|"I'm a sentimental sap that's all...."|
I trust I'm not giving too much away by revealing that the answer to the question posed in the title of the book What Made the Crocodile Cry (subtitle: "101 Questions About the English Language") is that their tear ducts spew due to the enthusiasm with which they masticate. Ewww …
On a more savory note, "buccaneer" derives from the tradition of cooking wild oxen and boars on a "boucan" (barbecue) in the West Indies, a favorite hangout of pirates and other assorted swashbucklers.
|"Gone ashore for boar..."|
"Steal my thunder" comes from a theatrical device for creating same that was appropriated from its inventor, whereas "short shrift" describes a no-frills confession given to convicts on the way to execution.
Who knew that "serendipity" is often chosen as Britain's favorite word, behind "nincompoop" and "discombobulate"? And can you imagine the U.S. having such a survey? This loverly coinage came to us from Horace Walpole, who based it on a fairy tale called "The Three Princes of Serendip" in which the heroes make a series of accidental discoveries that prove fortuitous.

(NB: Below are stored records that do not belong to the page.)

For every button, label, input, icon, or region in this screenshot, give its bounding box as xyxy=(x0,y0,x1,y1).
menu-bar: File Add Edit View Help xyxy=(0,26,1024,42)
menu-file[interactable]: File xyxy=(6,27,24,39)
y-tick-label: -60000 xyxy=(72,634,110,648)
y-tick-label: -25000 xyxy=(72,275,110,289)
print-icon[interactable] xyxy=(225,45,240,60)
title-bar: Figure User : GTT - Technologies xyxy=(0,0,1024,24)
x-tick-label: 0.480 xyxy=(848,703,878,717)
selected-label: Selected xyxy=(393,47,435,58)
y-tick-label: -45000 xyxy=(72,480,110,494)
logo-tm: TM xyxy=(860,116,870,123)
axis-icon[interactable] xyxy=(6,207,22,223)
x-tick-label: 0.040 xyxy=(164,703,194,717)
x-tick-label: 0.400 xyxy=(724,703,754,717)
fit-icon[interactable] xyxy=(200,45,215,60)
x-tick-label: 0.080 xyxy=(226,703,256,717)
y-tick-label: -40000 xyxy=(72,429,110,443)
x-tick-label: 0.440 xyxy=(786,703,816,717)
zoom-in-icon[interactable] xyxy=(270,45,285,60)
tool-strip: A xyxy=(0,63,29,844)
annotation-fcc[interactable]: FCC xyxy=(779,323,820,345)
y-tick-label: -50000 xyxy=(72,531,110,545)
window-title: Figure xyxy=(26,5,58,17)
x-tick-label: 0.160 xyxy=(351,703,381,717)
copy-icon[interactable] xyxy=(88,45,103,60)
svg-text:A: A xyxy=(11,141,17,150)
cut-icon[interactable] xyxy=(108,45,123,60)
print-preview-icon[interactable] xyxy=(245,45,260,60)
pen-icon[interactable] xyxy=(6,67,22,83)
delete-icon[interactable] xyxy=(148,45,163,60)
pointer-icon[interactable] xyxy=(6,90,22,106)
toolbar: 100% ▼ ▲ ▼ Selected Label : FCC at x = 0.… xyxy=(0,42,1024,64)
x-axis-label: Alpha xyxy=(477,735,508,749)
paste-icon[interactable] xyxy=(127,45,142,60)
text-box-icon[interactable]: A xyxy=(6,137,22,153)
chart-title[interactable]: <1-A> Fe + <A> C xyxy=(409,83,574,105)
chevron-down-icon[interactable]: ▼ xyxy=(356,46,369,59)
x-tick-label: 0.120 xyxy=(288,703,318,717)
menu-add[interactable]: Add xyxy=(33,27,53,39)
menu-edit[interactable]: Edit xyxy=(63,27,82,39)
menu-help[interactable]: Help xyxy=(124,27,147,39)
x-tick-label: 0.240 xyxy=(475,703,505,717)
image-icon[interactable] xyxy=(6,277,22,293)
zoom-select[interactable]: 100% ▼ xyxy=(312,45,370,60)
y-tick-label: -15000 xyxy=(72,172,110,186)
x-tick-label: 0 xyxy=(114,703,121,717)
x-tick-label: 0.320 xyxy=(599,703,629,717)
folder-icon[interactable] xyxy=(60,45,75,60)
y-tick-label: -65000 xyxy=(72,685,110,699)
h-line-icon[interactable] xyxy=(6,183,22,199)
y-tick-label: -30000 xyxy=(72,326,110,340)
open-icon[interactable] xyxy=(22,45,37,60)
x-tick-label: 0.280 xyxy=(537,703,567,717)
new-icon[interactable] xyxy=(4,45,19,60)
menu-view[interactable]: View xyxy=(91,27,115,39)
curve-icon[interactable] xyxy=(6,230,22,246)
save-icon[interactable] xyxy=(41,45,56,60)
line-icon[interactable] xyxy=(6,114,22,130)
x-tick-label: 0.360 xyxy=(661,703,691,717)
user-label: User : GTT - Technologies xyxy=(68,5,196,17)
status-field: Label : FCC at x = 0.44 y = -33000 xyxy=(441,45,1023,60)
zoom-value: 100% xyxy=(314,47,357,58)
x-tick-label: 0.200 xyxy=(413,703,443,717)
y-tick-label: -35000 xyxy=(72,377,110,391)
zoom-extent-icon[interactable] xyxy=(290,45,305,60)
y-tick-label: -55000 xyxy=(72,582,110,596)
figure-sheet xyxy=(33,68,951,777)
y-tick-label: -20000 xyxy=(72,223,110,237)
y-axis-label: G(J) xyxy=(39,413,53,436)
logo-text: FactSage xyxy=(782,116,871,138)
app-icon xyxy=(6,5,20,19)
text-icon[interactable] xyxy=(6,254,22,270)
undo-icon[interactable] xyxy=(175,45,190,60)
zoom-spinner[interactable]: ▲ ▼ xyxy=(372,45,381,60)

For me, the picturesque term "skid row" always conjured up a scary scene in which the populace and their environs had slid down to the bottom of the social ladder. Turns out that's about right. Apparently, skids were used to propel logs down to lumber mills, and the phrase was applied to the cheap bars and other establishments that sprang up in the vicinity. Any favorite word origins you care to share?